What is Media Scan on E-Series storage systems?

Last updated

Mar 29, 2024
Save as PDF
Share
1. Share
2. Tweet
3. Share

Views:: 2,453

Visibility:: Public

Votes:: 7

Category:: e-series-systems

Specialty:: esg

Last Updated:: 3/29/2024, 6:12:10 AM

Applies to

E-Series Controller Firmware 6.xx
E-Series Controller Firmware 7.xx
E-Series Controller Firmware 8.xx

Answer

Check Active IQ if this impacts your systems

Media scan is a process that, when enabled, runs during idle time to check the physical disks in a volume.
- It works to ensure that the sectors are readable, and if Redundancy Check is enabled, will check RAID parity for consistency.
- In the event that it finds issues with sectors or data-parity mismatches, these are reported to the Major Event Log (MEL) so that the user is aware of any issues.
The process runs at a predetermined rate.
- For example, if a 30-day interval is selected when enabling it (though this interval is customizable), it will scan that volume at a rate that would take 30 days to complete.
- However, since media scan only operates during idle time, the actual time for completion might be longer, as it gives priority to host IO over media scan operations.
- Once the operation completes, it will automatically start over, so that the drives in the background are constantly checked.
The limitation to this is that an issue will not be discovered until the controllers are scanning the part of a drive that contains errors.
- Thus, if a drive develops bad sectors or corruption one day after it was last scanned, it will not be detected until the next time the scan runs over that region of the drive (or until the error is found during some other operation).
Any performance hit to the host IO is negligible.
- Media scan will pause to give priority to the host IO, but the initial response time might be very minutely delayed to switch from media scan to service the IO.
- For most purposes, this will not be noticeable.
Media Scan errors as reported in the MEL

Reported Error	Description	Result
Unrecovered media error	The data could not be read on its first attempt, or on any subsequent 2 retries.	If any of the 3 tries is successful, the data is returned to the host.

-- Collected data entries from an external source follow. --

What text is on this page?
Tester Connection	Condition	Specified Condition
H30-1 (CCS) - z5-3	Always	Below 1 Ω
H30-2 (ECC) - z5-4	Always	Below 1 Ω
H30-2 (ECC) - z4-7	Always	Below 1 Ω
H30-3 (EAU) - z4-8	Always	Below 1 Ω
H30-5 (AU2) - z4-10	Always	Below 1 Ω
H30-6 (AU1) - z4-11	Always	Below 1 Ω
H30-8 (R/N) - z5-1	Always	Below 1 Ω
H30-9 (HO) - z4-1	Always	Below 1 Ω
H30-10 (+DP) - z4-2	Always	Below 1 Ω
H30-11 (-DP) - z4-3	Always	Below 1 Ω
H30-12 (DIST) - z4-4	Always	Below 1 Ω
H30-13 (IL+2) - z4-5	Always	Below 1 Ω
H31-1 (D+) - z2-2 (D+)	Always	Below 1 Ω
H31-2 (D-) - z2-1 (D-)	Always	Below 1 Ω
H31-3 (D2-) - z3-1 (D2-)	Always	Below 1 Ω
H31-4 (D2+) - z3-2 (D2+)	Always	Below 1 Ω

If the read retries are unsuccessful, except for RAID 0, attempt error correction via VDD Repair
Recovered media error	The drive could not read the requested data on its first attempt, but succeeded on a subsequent attempt.	Data is written to the drive and verified.
Redundancy mismatches	Redundancy errors are found.	The first 10 redundancy mismatches found on a logical drive are reported. Operating system data checking operations should be executed.
Unfixable error	The data could not be read, and parity or redundancy information could not be used to regenerate it.	An error is reported.

Additional Information

VDD repair:

The VDD Repair starts by reading the data from the RAID stripe + the parity from the stripe.
The VDD Repair then calculates from data+parity of the stripe the data that resides in the unreadable sector of the drive.
If the data is reconstituted successfully from data+parity from the rest of the stripe, the read is returned to the host.
If the VDD Repair is successful, then it does a 'Write Verify' SCSI operation. This writes the reconstituted data to the unreadable sector, and then immediately reads it back.
If the VDD Repair fails (the data is unable to be reconstituted due to a bad read on another drive (in a RAID5), or a degraded RAID group (not enough redundancy), then the affected LBA in the RAID Volume is marked as an 'Unreadable Sector' (ends up in the USM log), and an error is returned to the host. The data at that LBA is lost if we reach this point.
In the background, the Write Verify to the 'bad' sector of the drive will result in the drive firmware reallocating the physical sector (transparently to the E-Series controllers).